# Path Consistency (K-consistency)

**Path Consistency (K-Consistency)**: Given that arc consistency is not enough to eliminate the need for backtracking, is there another stronger degree of consistency that may eliminate the need for search? The above example shows that if one extends the consistency test to two or more arcs, more inconsistent values can be removed.

A graph is K-consistent if the following is true: Choose values of any K-1 variables that satisfy all the constraints among these variables and choose any Kth variable. Then there exists a value for this Kth variable that satisfies all the constraints among these K variables. A graph is strongly K-consistent if it is J-consistent for all J<=K.

Node consistency discussed earlier is equivalent to strong 1-consistency and arc-consistency is equivalent to strong 2-consistency (arc-consistency is usually assumed to include node-consistency as well).
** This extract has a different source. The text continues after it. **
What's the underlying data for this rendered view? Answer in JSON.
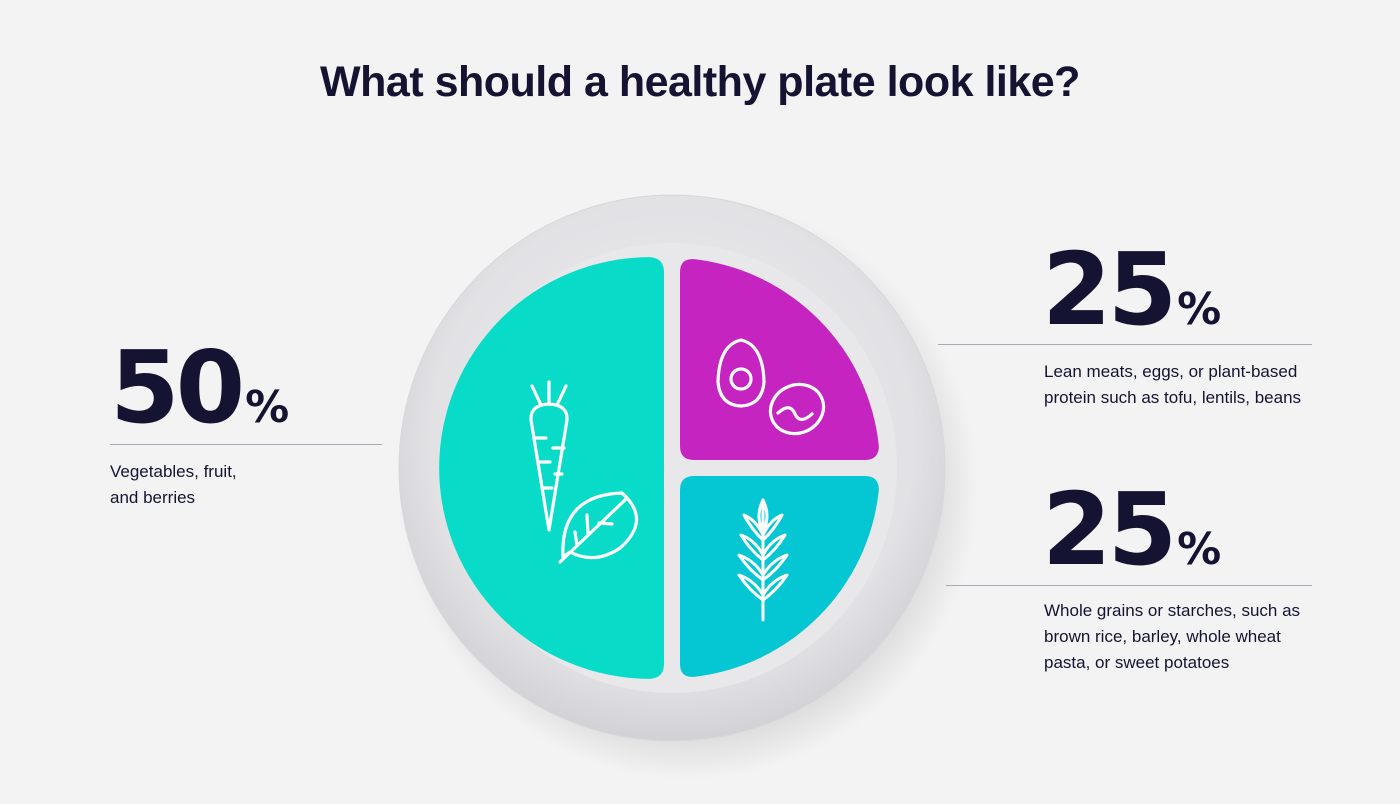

Algorithms exist for making a constraint graph strongly K-consistent for K>2 but in practice they are rarely used because of efficiency issues. The exception is the algorithm for making a constraint graph strongly 3-consistent that is usually refered as path consistency. Nevertheless, even this algorithm is too hungry and a weak form of path consistency was introduced.

A node representing variable Vi is restricted path consistent if it is arc-consistent, i.e., all arcs from this node are arc-consistent, and the following is true: For every value a in the domain Di of the variable Vi that has just one supporting value b from the domain of incidental variable Vj there exists a value c in the domain of other incidental variable Vk such that (a,c) is permitted by the binary constraint between Vi and Vk, and (c,b) is permitted by the binary constraint between Vk and Vj.
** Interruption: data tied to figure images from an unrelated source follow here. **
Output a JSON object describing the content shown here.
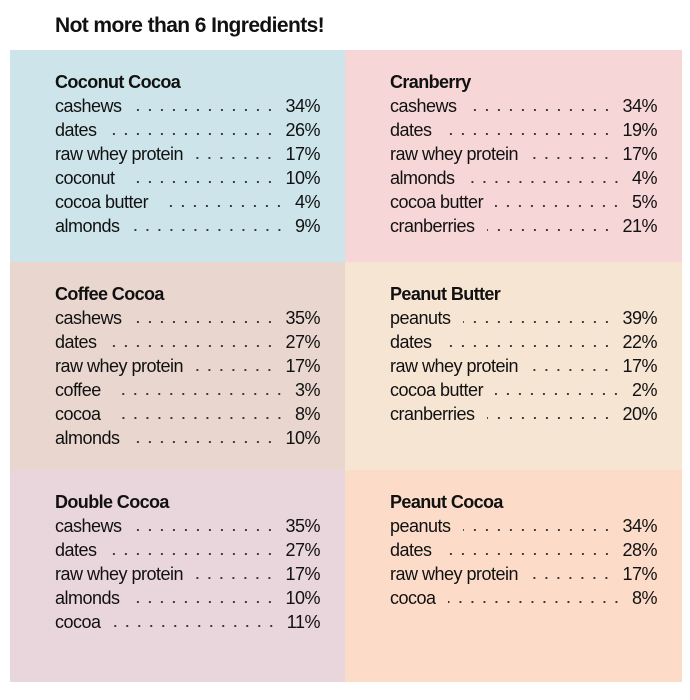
{
  "title": "Not more than 6 Ingredients!",
  "panels": [
    {
      "name": "Coconut Cocoa",
      "color": "#cde5ea",
      "items": [
        [
          "cashews",
          "34%"
        ],
        [
          "dates",
          "26%"
        ],
        [
          "raw whey protein",
          "17%"
        ],
        [
          "coconut",
          "10%"
        ],
        [
          "cocoa butter",
          "4%"
        ],
        [
          "almonds",
          "9%"
        ]
      ]
    },
    {
      "name": "Cranberry",
      "color": "#f6d6d6",
      "items": [
        [
          "cashews",
          "34%"
        ],
        [
          "dates",
          "19%"
        ],
        [
          "raw whey protein",
          "17%"
        ],
        [
          "almonds",
          "4%"
        ],
        [
          "cocoa butter",
          "5%"
        ],
        [
          "cranberries",
          "21%"
        ]
      ]
    },
    {
      "name": "Coffee Cocoa",
      "color": "#e8d6cf",
      "items": [
        [
          "cashews",
          "35%"
        ],
        [
          "dates",
          "27%"
        ],
        [
          "raw whey protein",
          "17%"
        ],
        [
          "coffee",
          "3%"
        ],
        [
          "cocoa",
          "8%"
        ],
        [
          "almonds",
          "10%"
        ]
      ]
    },
    {
      "name": "Peanut Butter",
      "color": "#f7e5d3",
      "items": [
        [
          "peanuts",
          "39%"
        ],
        [
          "dates",
          "22%"
        ],
        [
          "raw whey protein",
          "17%"
        ],
        [
          "cocoa butter",
          "2%"
        ],
        [
          "cranberries",
          "20%"
        ]
      ]
    },
    {
      "name": "Double Cocoa",
      "color": "#e9d5dc",
      "items": [
        [
          "cashews",
          "35%"
        ],
        [
          "dates",
          "27%"
        ],
        [
          "raw whey protein",
          "17%"
        ],
        [
          "almonds",
          "10%"
        ],
        [
          "cocoa",
          "11%"
        ]
      ]
    },
    {
      "name": "Peanut Cocoa",
      "color": "#fcdcc8",
      "items": [
        [
          "peanuts",
          "34%"
        ],
        [
          "dates",
          "28%"
        ],
        [
          "raw whey protein",
          "17%"
        ],
        [
          "cocoa",
          "8%"
        ]
      ]
    }
  ]
}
The algorithm for making graph restricted path consistent can be naturally based on AC-4 algorithm that counts the number of supporting values. Although this algorithm removes more inconsistent values than any arc-consistency algorithm it does not eliminate the need for search in general. Clearly, if a constraint graph containing n nodes is strongly n-consistent, then a solution to the CSP can be found without any search. But the worst-case complexity of the algorithm for obtaining n-consistency in a n-node constraint graph is also exponential. If the graph is (strongly) K-consistent for K<n, then in general, backtracking cannot be avoided, i.e., there still exist inconsistent values.
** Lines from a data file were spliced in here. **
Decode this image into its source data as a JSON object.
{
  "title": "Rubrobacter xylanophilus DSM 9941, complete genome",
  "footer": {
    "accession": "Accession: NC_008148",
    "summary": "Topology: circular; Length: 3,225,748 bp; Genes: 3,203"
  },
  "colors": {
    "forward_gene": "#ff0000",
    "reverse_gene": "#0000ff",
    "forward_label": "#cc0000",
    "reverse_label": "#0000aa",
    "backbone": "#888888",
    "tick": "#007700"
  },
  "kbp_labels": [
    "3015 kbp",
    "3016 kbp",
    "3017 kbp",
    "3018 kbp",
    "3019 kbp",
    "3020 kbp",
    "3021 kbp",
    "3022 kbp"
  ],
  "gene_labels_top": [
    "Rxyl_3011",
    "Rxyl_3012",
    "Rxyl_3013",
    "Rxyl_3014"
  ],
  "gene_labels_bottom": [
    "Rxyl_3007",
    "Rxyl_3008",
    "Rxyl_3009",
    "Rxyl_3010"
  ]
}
**Forward Checking**: Forward checking is the easiest way to prevent future conflicts. Instead of performing arc consistency to the instantiated variables, it performs restricted form of arc consistency to the not yet instantiated variables. We speak about restricted arc consistency because forward checking checks only the constraints between the current variable and the future variables. When a value is assigned to the current variable, any value in the domain of a "future" variable which conflicts with this assignment is (temporarily) removed from the domain. The advantage of this is that if the domain of a future variable becomes empty, it is known immediately that the current partial solution is inconsistent. Forward checking therefore allows branches of the search tree that will lead to failure to be pruned earlier than with simple backtracking. Note that whenever a new variable is considered, all its remaining values are guaranteed to be consistent with the past variables, so the checking an assignment against the past assignments is no longer necessary.

Forward checking detects the inconsistency earlier than simple backtracking and thus it allows branches of the search tree that will lead to failure to be pruned earlier than with simple backtracking. This reduces the search tree and (hopefully) the overall amount of work done. But it should be noted that forward checking does more work when each assignment is added to the current partial solution.

Forward checking is almost always a much better choice than simple backtracking.